[Saint-Savin – 86] Les ex-Aubade en lutte pour des indemnités pour licenciement abusif

NdPN : quand le diable (capitaliste) se cache dans les détails…

Un soutien-gorge et un pyjama est-ce la même chose ?

Selon ce que les juges répondront à cette question les anciens salariés  d’Aubade, à Saint-Savin, seront ou non indemnisés de leur licenciement.

Fin 2009, la holding suisse Calida, qui a racheté quatre ans plus tôt, pour 50 millions d’euros, la prestigieuse société de lingerie fine Aubade, annonce la fermeture du dernier site industriel français, à Saint-Savin. Si Calida, groupe coté à la bourse de Zurich, affiche une belle prospérité, Aubade est en pleine perte de vitesse : la production a baissé de 32 % en trois ans.

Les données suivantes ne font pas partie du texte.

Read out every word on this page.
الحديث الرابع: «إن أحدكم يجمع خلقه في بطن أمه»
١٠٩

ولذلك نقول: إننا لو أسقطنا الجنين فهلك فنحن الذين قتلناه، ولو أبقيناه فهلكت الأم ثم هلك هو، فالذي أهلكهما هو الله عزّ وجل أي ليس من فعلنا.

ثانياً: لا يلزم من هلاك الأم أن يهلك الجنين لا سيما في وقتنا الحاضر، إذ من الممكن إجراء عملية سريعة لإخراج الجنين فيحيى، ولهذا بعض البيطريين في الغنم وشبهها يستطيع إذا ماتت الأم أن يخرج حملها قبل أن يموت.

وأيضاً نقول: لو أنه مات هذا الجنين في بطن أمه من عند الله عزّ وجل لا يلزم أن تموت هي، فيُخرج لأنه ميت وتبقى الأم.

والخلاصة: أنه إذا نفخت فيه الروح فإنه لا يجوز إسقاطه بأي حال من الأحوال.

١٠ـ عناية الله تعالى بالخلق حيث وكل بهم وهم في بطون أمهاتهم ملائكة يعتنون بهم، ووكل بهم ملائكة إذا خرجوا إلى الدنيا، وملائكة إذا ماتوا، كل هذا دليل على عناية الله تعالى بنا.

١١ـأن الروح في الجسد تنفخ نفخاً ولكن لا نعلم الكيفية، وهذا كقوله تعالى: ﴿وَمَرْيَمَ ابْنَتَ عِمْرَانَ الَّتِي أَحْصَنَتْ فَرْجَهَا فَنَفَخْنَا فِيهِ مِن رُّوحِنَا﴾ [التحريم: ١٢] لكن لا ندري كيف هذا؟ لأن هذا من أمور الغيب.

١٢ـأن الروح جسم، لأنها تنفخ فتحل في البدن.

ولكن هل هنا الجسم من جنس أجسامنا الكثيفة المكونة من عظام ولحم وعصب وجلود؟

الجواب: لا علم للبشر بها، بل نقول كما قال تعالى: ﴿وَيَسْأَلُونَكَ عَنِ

A Saint-Savin, 104 postes (sur 131) sont supprimés. Depuis trois ans et demi, 66 des salariés licenciés, pour l’essentiel des femmes, se battent contre leur ancien employeur pour obtenir des indemnités pour licenciement abusif. Cette bataille juridique a connu un nouvel épisode hier devant la chambre sociale de la cour d’appel de Poitiers. La question qui se pose est simple : le plan de licenciements, que Me Giroire-Revalier n’hésite pas à qualifier de « boursiers », était-il d’un point de vue légal, justifié ? Que dit la loi ? Un groupe bénéficiaire peut se débarrasser d’une entreprise ou d’une filiale si elle s’avère économiquement non rentable. A une condition : que les activités du groupe et celles de la filiale n’appartiennent pas au même secteur. Et c’est là que ça se corse : Calida est spécialisé dans le linge de nuit ; Aubade fait dans la lingerie féminine haut de gamme. Peut-on dire qu’un soutien-gorge et un pyjama appartiennent au même univers économique ?

La jurisprudence poitevine des Michelin

Oui, ont répondu le tribunal administratif et, tout récemment, la cour administrative d’appel, en annulant l’autorisation de licenciement des délègués et élus du personnel. Non, ont au contraire estimé les prud’hommes de Poitiers, qui ont rejeté la requête des salariés. C’est ce dernier jugement qui était contesté hier devant la cour d’appel. Côté défense de l ’entreprise, on fait remarquer que la lingerie et l’habillement appartiennent à deux fédérations professionnelles distinctes, que les salariés dépendent de deux conventions collectives. « L’arrêt de la cour administrative d’appel est une sacrée pierre dans mon jardin », admet Me François-Xavier Chedaneau avant de mettre sur la table une série de jugements et d’arrêts rendus après la fermeture du site Michelin de Poitiers. A l’époque, l’ensemble des juridictions saisies, administratives comme judiciaires, avaient estimé qu’un pneu de camion et un pneu de voiture n’avaient rien à voir. Alors, un pyjama et un soutien-gorge ? Réponse le 20 mars, date à laquelle la cour a mis son délibéré.